Juniperus conferta ‘All Gold’ provides a blast of bright yellow-gold all year-round.

Juniperus conferta ‘Silver Mist’ will spill and sprawl along the ground and over slopes to cover space and help prevent erosion while adding dazzling silvery blue-green color to the garden. Its coarse textured foliage spreads slowly while adding color and movement to the garden.

When I am looking for a stunning blast of year-round color to flow around larger plants with dark green, blue or red foliage, nothing makes a statement like Juniperus conferta ‘All Gold’.

This Colorado Blue Spruce crawls and covers open space with very pleasing powder blue foliage.

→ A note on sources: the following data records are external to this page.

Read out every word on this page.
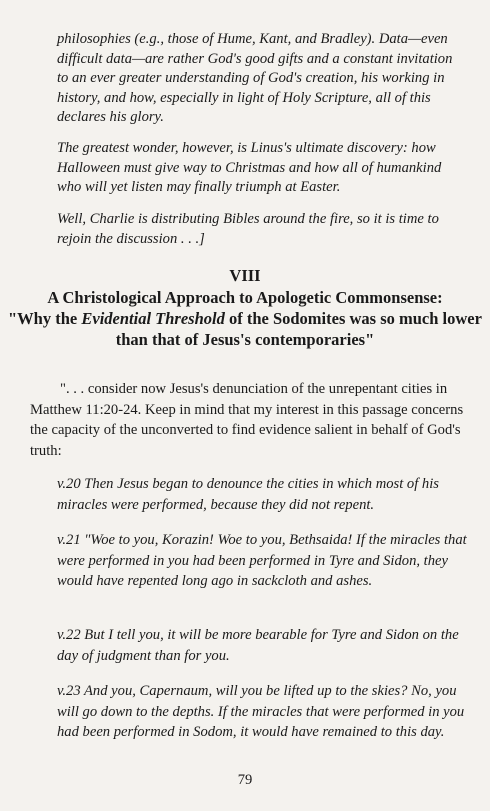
philosophies (e.g., those of Hume, Kant, and Bradley). Data—even difficult data—are rather God's good gifts and a constant invitation to an ever greater understanding of God's creation, his working in history, and how, especially in light of Holy Scripture, all of this declares his glory.

The greatest wonder, however, is Linus's ultimate discovery: how Halloween must give way to Christmas and how all of humankind who will yet listen may finally triumph at Easter.

Well, Charlie is distributing Bibles around the fire, so it is time to rejoin the discussion . . .]

VIII
A Christological Approach to Apologetic Commonsense:
"Why the Evidential Threshold of the Sodomites was so much lower than that of Jesus's contemporaries"

". . . consider now Jesus's denunciation of the unrepentant cities in Matthew 11:20-24. Keep in mind that my interest in this passage concerns the capacity of the unconverted to find evidence salient in behalf of God's truth:

v.20 Then Jesus began to denounce the cities in which most of his miracles were performed, because they did not repent.

v.21 "Woe to you, Korazin! Woe to you, Bethsaida! If the miracles that were performed in you had been performed in Tyre and Sidon, they would have repented long ago in sackcloth and ashes.

v.22 But I tell you, it will be more bearable for Tyre and Sidon on the day of judgment than for you.

v.23 And you, Capernaum, will you be lifted up to the skies? No, you will go down to the depths. If the miracles that were performed in you had been performed in Sodom, it would have remained to this day.

79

I love being able to add the same blue color, that some of my larger trees provide, on a lower plane in the garden. Picea pungens ‘Procumbens’ is a low, spreading form of the Colorado Blue Spruce and it looks fantastic as it provides a bright blue boarder between other colorful conifers and awesome garden plants. Once in a while ‘Procumbens’ may try to throw an upward growing branch, but it is easily pruned away to encourage the spreading form I desire.

These past few months I have imagined plenty of ideas and inspiration to begin to create a new garden which will primarily feature dwarf, colorful, unique conifers, Garden Maples and other exciting plants. I am looking forward to getting started in my new space – I do hope that you have been inspired too!